# Basic Recurrent Neural Networks

## PyTorch vs. NumPy 

In [11]:
import torch
import torch.nn as nn
import torch.nn.functional as F
from torch.utils.data import DataLoader

import torchvision
import torchvision.transforms as transform
from torchvision.transforms import Compose

In [12]:
_ = torch.manual_seed(42)

In [13]:
# hyperparameters
batch_size = 64
sequence_length = 28
input_size = 28
hidden_size = 64
num_layers = 1
num_classes = 10
num_epochs = 10
learning_rate = 0.01
verbose = True

## Loading the MNIST Dataset


In [14]:
mnist_train  = torchvision.datasets.MNIST(
    root='./MNIST/',
    train=True,
    transform=transform.ToTensor(),
    download=True
)

mnist_test  = torchvision.datasets.MNIST(
    root='./MNIST/',
    train=False,
    transform=transform.ToTensor(),
    download=True
)

dataloader_train = DataLoader(
    dataset=mnist_train,
    batch_size=batch_size,
    shuffle=False)

dataloader_test = DataLoader(
    dataset=mnist_test,
    batch_size=batch_size,
    shuffle=True)

In [15]:
print(len(dataloader_train.dataset))

60000


## Creating the RNN in PyTorch

In [16]:
class RNN(nn.Module):
    def __init__(
            self,
            input_size: int,
            hidden_size: int,
            num_layers: int,
            num_classes: int,
            sequence_length: int):
        super().__init__()

        self.hidden_size = hidden_size
        self.sequence_length = sequence_length

        self.rnn = nn.RNN(
            input_size=input_size,
            hidden_size=hidden_size,
            num_layers=num_layers,
            batch_first=True)

        self.fc = nn.Linear(
            in_features=hidden_size * sequence_length,
            out_features=num_classes,
            bias=True)

    def forward(self, x: torch.Tensor) -> torch.Tensor:
        x, _ = self.rnn(x)
        x = x.flatten(start_dim=1)
        x = self.fc(x)
        return x

In [17]:
model = RNN(input_size, hidden_size, num_layers, num_classes, sequence_length)
x = torch.rand(64, 1, 28, 28)
print(x.shape)

torch.Size([64, 1, 28, 28])


In [18]:
x = x.view(x.size(0), 28, 28)
print(x.shape)

y = model(x)
print(y.shape)

torch.Size([64, 28, 28])
torch.Size([64, 10])


In [None]:
model = RNN(input_size, hidden_size, num_layers, num_classes, sequence_length)
optimizer = torch.optim.SGD(params=model.parameters(), lr=learning_rate)
loss_fn = torch.nn.CrossEntropyLoss()


N = len(dataloader_train.dataset)
for epoch in range(num_epochs):
    total_loss = 0
    correct = 0
    for X, y in dataloader_train:
        optimizer.zero_grad() 
        X = X.squeeze(1)
        y_pred = model(X)
        loss = loss_fn(y_pred, y)
        total_loss += loss.sum().item() * X.size(0)
        correct += (torch.argmax(y_pred, dim=1) == y).sum()
        loss.backward()
        optimizer.step()
    if verbose: 
        total_loss = total_loss / N
        acc = correct / N
        print(f'epoch: {epoch}\tloss: {total_loss:.04f}\tacc: {acc:.04f}')

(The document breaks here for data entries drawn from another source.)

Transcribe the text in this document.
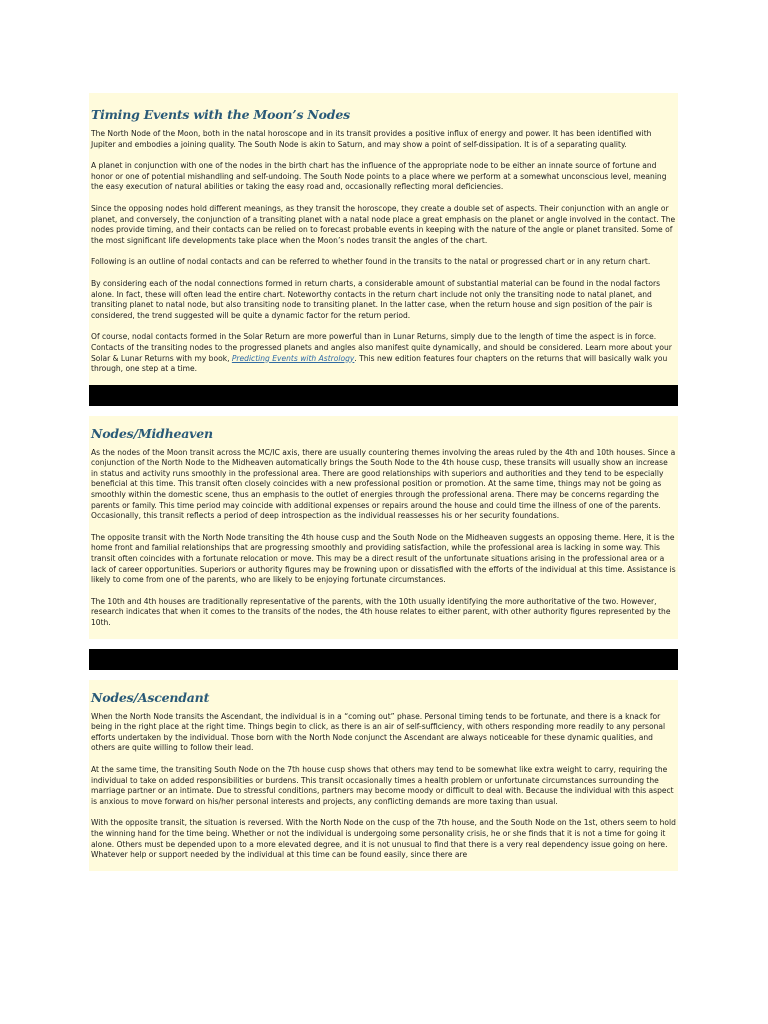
Timing Events with the Moon’s Nodes

The North Node of the Moon, both in the natal horoscope and in its transit provides a positive influx of energy and power. It has been identified with Jupiter and embodies a joining quality. The South Node is akin to Saturn, and may show a point of self-dissipation. It is of a separating quality.

A planet in conjunction with one of the nodes in the birth chart has the influence of the appropriate node to be either an innate source of fortune and honor or one of potential mishandling and self-undoing. The South Node points to a place where we perform at a somewhat unconscious level, meaning the easy execution of natural abilities or taking the easy road and, occasionally reflecting moral deficiencies.

Since the opposing nodes hold different meanings, as they transit the horoscope, they create a double set of aspects. Their conjunction with an angle or planet, and conversely, the conjunction of a transiting planet with a natal node place a great emphasis on the planet or angle involved in the contact. The nodes provide timing, and their contacts can be relied on to forecast probable events in keeping with the nature of the angle or planet transited. Some of the most significant life developments take place when the Moon’s nodes transit the angles of the chart.

Following is an outline of nodal contacts and can be referred to whether found in the transits to the natal or progressed chart or in any return chart.

By considering each of the nodal connections formed in return charts, a considerable amount of substantial material can be found in the nodal factors alone. In fact, these will often lead the entire chart. Noteworthy contacts in the return chart include not only the transiting node to natal planet, and transiting planet to natal node, but also transiting node to transiting planet. In the latter case, when the return house and sign position of the pair is considered, the trend suggested will be quite a dynamic factor for the return period.

Of course, nodal contacts formed in the Solar Return are more powerful than in Lunar Returns, simply due to the length of time the aspect is in force. Contacts of the transiting nodes to the progressed planets and angles also manifest quite dynamically, and should be considered. Learn more about your Solar & Lunar Returns with my book, Predicting Events with Astrology. This new edition features four chapters on the returns that will basically walk you through, one step at a time.

Nodes/Midheaven

As the nodes of the Moon transit across the MC/IC axis, there are usually countering themes involving the areas ruled by the 4th and 10th houses. Since a conjunction of the North Node to the Midheaven automatically brings the South Node to the 4th house cusp, these transits will usually show an increase in status and activity runs smoothly in the professional area. There are good relationships with superiors and authorities and they tend to be especially beneficial at this time. This transit often closely coincides with a new professional position or promotion. At the same time, things may not be going as smoothly within the domestic scene, thus an emphasis to the outlet of energies through the professional arena. There may be concerns regarding the parents or family. This time period may coincide with additional expenses or repairs around the house and could time the illness of one of the parents. Occasionally, this transit reflects a period of deep introspection as the individual reassesses his or her security foundations.

The opposite transit with the North Node transiting the 4th house cusp and the South Node on the Midheaven suggests an opposing theme. Here, it is the home front and familial relationships that are progressing smoothly and providing satisfaction, while the professional area is lacking in some way. This transit often coincides with a fortunate relocation or move. This may be a direct result of the unfortunate situations arising in the professional area or a lack of career opportunities. Superiors or authority figures may be frowning upon or dissatisfied with the efforts of the individual at this time. Assistance is likely to come from one of the parents, who are likely to be enjoying fortunate circumstances.

The 10th and 4th houses are traditionally representative of the parents, with the 10th usually identifying the more authoritative of the two. However, research indicates that when it comes to the transits of the nodes, the 4th house relates to either parent, with other authority figures represented by the 10th.

Nodes/Ascendant

When the North Node transits the Ascendant, the individual is in a “coming out” phase. Personal timing tends to be fortunate, and there is a knack for being in the right place at the right time. Things begin to click, as there is an air of self-sufficiency, with others responding more readily to any personal efforts undertaken by the individual. Those born with the North Node conjunct the Ascendant are always noticeable for these dynamic qualities, and others are quite willing to follow their lead.

At the same time, the transiting South Node on the 7th house cusp shows that others may tend to be somewhat like extra weight to carry, requiring the individual to take on added responsibilities or burdens. This transit occasionally times a health problem or unfortunate circumstances surrounding the marriage partner or an intimate. Due to stressful conditions, partners may become moody or difficult to deal with. Because the individual with this aspect is anxious to move forward on his/her personal interests and projects, any conflicting demands are more taxing than usual.

With the opposite transit, the situation is reversed. With the North Node on the cusp of the 7th house, and the South Node on the 1st, others seem to hold the winning hand for the time being. Whether or not the individual is undergoing some personality crisis, he or she finds that it is not a time for going it alone. Others must be depended upon to a more elevated degree, and it is not unusual to find that there is a very real dependency issue going on here. Whatever help or support needed by the individual at this time can be found easily, since there are
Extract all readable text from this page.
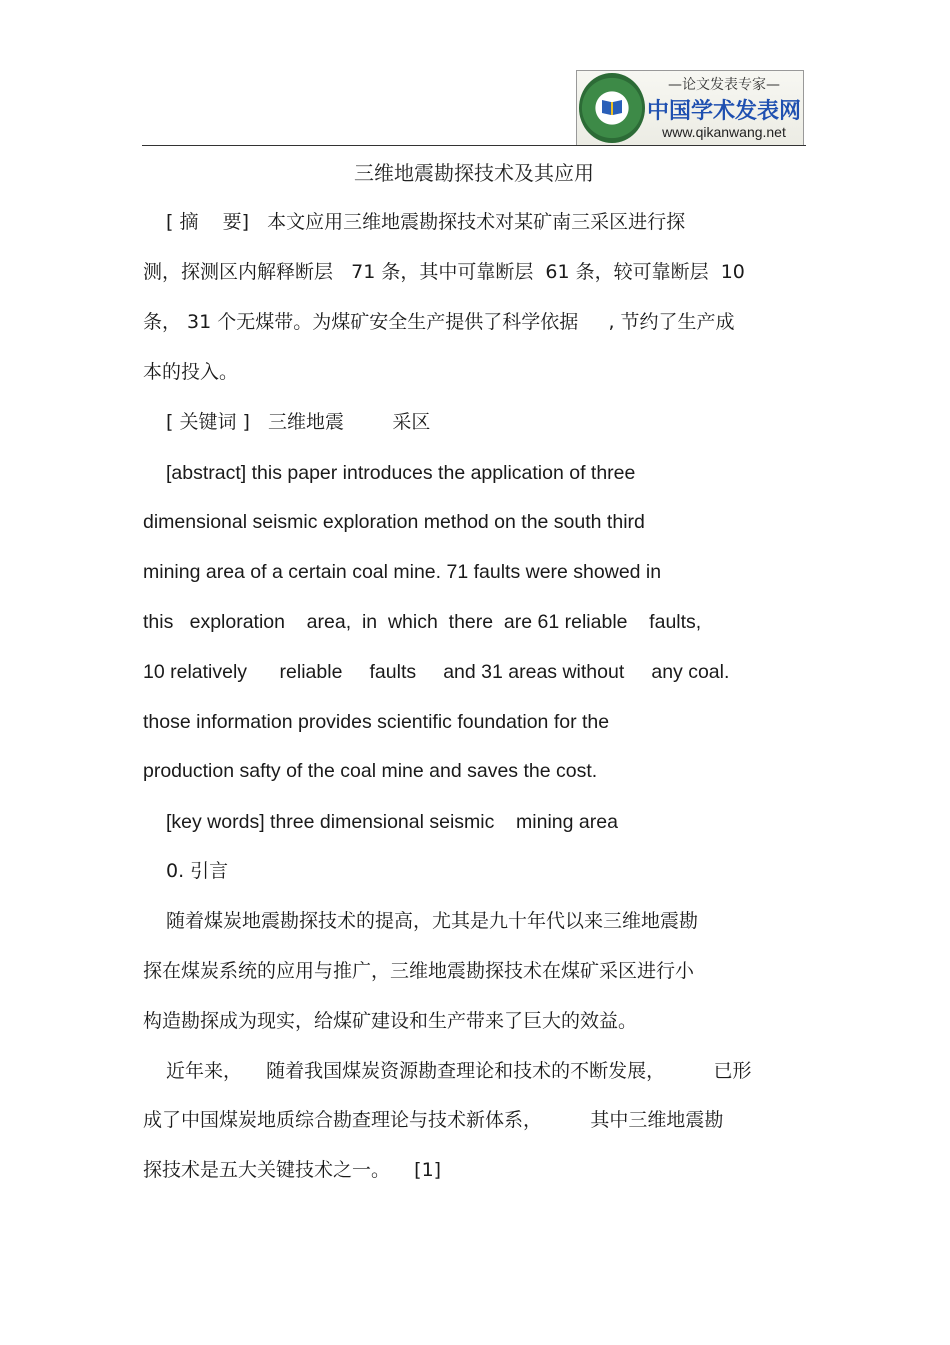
—论文发表专家—
中国学术发表网
www.qikanwang.net
三维地震勘探技术及其应用
[ 摘    要]   本文应用三维地震勘探技术对某矿南三采区进行探
测，探测区内解释断层   71 条，其中可靠断层  61 条，较可靠断层  10
条， 31 个无煤带。为煤矿安全生产提供了科学依据     , 节约了生产成
本的投入。
[ 关键词 ]   三维地震        采区
[abstract] this paper introduces the application of three
dimensional seismic exploration method on the south third
mining area of a certain coal mine. 71 faults were showed in
this   exploration    area,  in  which  there  are 61 reliable    faults,
10 relatively      reliable     faults     and 31 areas without     any coal.
those information provides scientific foundation for the
production safty of the coal mine and saves the cost.
[key words] three dimensional seismic    mining area
0. 引言
随着煤炭地震勘探技术的提高，尤其是九十年代以来三维地震勘
探在煤炭系统的应用与推广，三维地震勘探技术在煤矿采区进行小
构造勘探成为现实，给煤矿建设和生产带来了巨大的效益。
近年来，    随着我国煤炭资源勘查理论和技术的不断发展，        已形
成了中国煤炭地质综合勘查理论与技术新体系，        其中三维地震勘
探技术是五大关键技术之一。    [1]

epoch: 0	loss: 0.7613	acc: 0.8180
epoch: 1	loss: 0.3531	acc: 0.8974
epoch: 2	loss: 0.2999	acc: 0.9119
epoch: 3	loss: 0.2641	acc: 0.9219
epoch: 4	loss: 0.2348	acc: 0.9306
epoch: 5	loss: 0.2097	acc: 0.9386
epoch: 6	loss: 0.1882	acc: 0.9446
epoch: 7	loss: 0.1703	acc: 0.9498
epoch: 8	loss: 0.1555	acc: 0.9539
epoch: 9	loss: 0.1432	acc: 0.9578


In [23]:
correct = 0
N = len(dataloader_test.dataset)
with torch.no_grad():
    for X, y in dataloader_test:
        X = X.squeeze(1) 
        y_pred = model(X)
        correct += (torch.argmax(y_pred, dim=1) == y).sum()
acc = correct / N
print(f'Accuracy on test set: {acc.item():.04f}')

Accuracy on test set: 0.9622